And, on the occasion of Teachers Day, a mention about some of the teachers in my life.
The earliest are a vague impression, a Miss Milton and a Miss Raymond and others with names that were later to be borrowed by manufacturers of shirts and synthetics. Mostly Anglo-Indians, I recall them as whiffs of different perfumes as they walked between the desks.
Later teachers sit clear in the mind. There was a history teacher, a Mr. Mathew, who taught us British counting the execution of Charles II: year after year. To successive batches of fifth standard students, he would recount the scene in all its pathos and tragedy, and, at the end of the period the students would discern a small tear in his eyes.
Mr. Pandurang was Panchgani local, dressed in a long coat, dhoti, and turban like Dr. Radhakrishnan's He taught science and what particularly impressed us about him was that while other teachers had offices, he had a laboratory. It was in this laboratory that he hammered in to my mind the various formulae in chemistry. Most of these I can still recall and recite, like prayers in an alien language taught during childhood.
Mr. Kalekar was the Drawing teacher, also a Panchgani local, also dresed in a dhoti, though on it he wore an English jacket and a black cap. Just as Mr. Pandurang had a laboratory, he had a drawing room, its walls adorned with drawings done by the more artistic boys over the years. They say that some people can draw, some can't but under him everybody could draw.
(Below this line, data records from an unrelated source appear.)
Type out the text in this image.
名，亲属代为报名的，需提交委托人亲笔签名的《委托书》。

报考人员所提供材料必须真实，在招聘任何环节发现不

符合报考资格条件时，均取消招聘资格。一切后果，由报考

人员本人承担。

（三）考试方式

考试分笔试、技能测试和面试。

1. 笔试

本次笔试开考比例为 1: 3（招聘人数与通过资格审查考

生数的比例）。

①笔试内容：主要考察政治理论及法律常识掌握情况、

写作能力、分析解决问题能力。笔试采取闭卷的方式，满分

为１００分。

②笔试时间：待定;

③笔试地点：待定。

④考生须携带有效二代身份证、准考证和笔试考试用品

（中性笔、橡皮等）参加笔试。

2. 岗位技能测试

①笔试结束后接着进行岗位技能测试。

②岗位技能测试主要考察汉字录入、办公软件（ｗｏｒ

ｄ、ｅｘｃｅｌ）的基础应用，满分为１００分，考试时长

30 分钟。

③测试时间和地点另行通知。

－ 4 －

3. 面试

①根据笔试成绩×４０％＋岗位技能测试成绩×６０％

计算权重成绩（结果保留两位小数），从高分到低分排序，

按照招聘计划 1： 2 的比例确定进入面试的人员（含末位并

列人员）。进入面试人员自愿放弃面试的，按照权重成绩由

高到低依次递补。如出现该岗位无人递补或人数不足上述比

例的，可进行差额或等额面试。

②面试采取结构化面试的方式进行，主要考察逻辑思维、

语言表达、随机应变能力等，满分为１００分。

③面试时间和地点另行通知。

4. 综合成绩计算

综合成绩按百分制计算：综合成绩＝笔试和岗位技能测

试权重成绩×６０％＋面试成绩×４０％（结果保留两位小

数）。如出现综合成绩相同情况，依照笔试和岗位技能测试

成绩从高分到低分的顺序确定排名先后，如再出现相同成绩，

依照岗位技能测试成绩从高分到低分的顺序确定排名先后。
Mr. Adibaum was the headmaster, very stern. He took all the senior classes, and I think, whatever I have learnt, I have learnt though him. The Billimoria brothers, Burjorji and Rustamji, were joint principals they took classes and Rustamji was also the cricket coach. They taught by example, gently, carefully, sincerely, and all the other teachers tried to be like them.
Mr. Athaide was the music teacher and he looked the part, hair flying, spectacles slipping down to the tip of the nose, clothes covered with cigar ash. When he was not teaching the boys to play the violin, he was tuning their violins. All day long, there was some music emerging from his room, bouncing through the long corridors of the school, across the playground then lingering among the tops of the silver oaks.
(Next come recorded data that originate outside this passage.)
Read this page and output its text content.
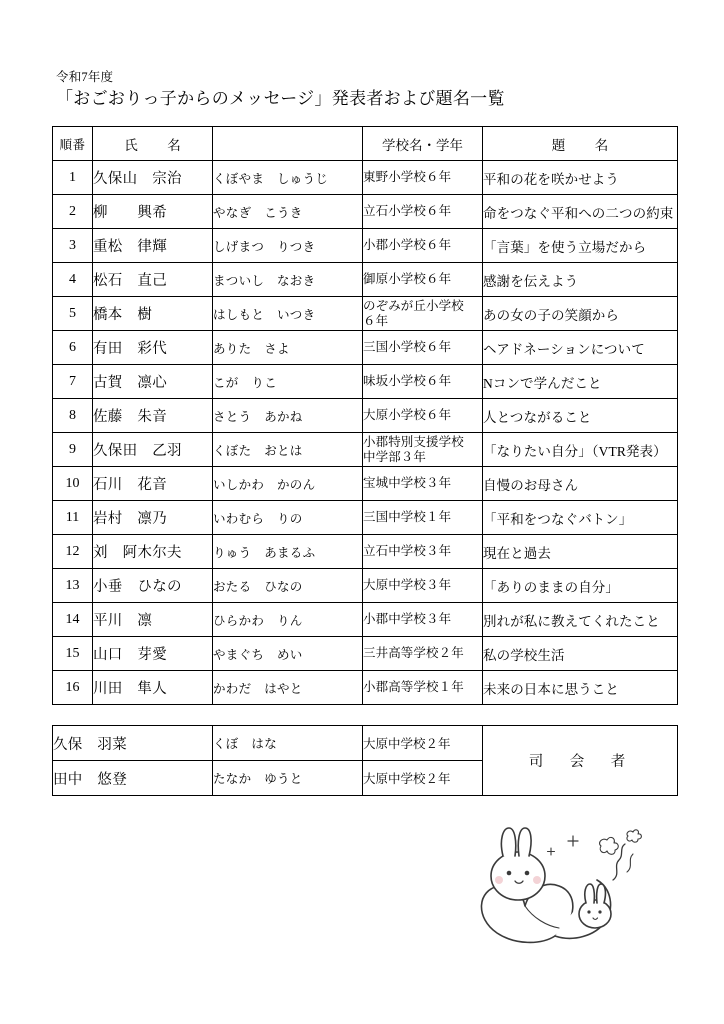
令和7年度
「おごおりっ子からのメッセージ」発表者および題名一覧
順番	氏　名		学校名・学年	題　名
1	久保山　宗治	くぼやま　しゅうじ	東野小学校６年	平和の花を咲かせよう
2	柳　　興希	やなぎ　こうき	立石小学校６年	命をつなぐ平和への二つの約束
3	重松　律輝	しげまつ　りつき	小郡小学校６年	「言葉」を使う立場だから
4	松石　直己	まついし　なおき	御原小学校６年	感謝を伝えよう
5	橋本　樹	はしもと　いつき	のぞみが丘小学校
６年	あの女の子の笑顔から
6	有田　彩代	ありた　さよ	三国小学校６年	ヘアドネーションについて
7	古賀　凛心	こが　りこ	味坂小学校６年	Nコンで学んだこと
8	佐藤　朱音	さとう　あかね	大原小学校６年	人とつながること
9	久保田　乙羽	くぼた　おとは	小郡特別支援学校
中学部３年	「なりたい自分」（VTR発表）
10	石川　花音	いしかわ　かのん	宝城中学校３年	自慢のお母さん
11	岩村　凛乃	いわむら　りの	三国中学校１年	「平和をつなぐバトン」
12	刘　阿木尔夫	りゅう　あまるふ	立石中学校３年	現在と過去
13	小垂　ひなの	おたる　ひなの	大原中学校３年	「ありのままの自分」
14	平川　凛	ひらかわ　りん	小郡中学校３年	別れが私に教えてくれたこと
15	山口　芽愛	やまぐち　めい	三井高等学校２年	私の学校生活
16	川田　隼人	かわだ　はやと	小郡高等学校１年	未来の日本に思うこと
久保　羽菜	くぼ　はな	大原中学校２年	司　会　者
田中　悠登	たなか　ゆうと	大原中学校２年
Mr. Siganporia was the games teacher. His other job was to wake up every boy at 6 o'clock in the morning and send him out into the cold to wash, dress and face another day. Habits die hard; after more than half a century, I still get up at 6 a.m. wash, shave, dress and face another day.
What I am thinking about is whether all these excellent gentlemen, if living and working today, have joined and working today, have joined the teachers strike. I think, they would have.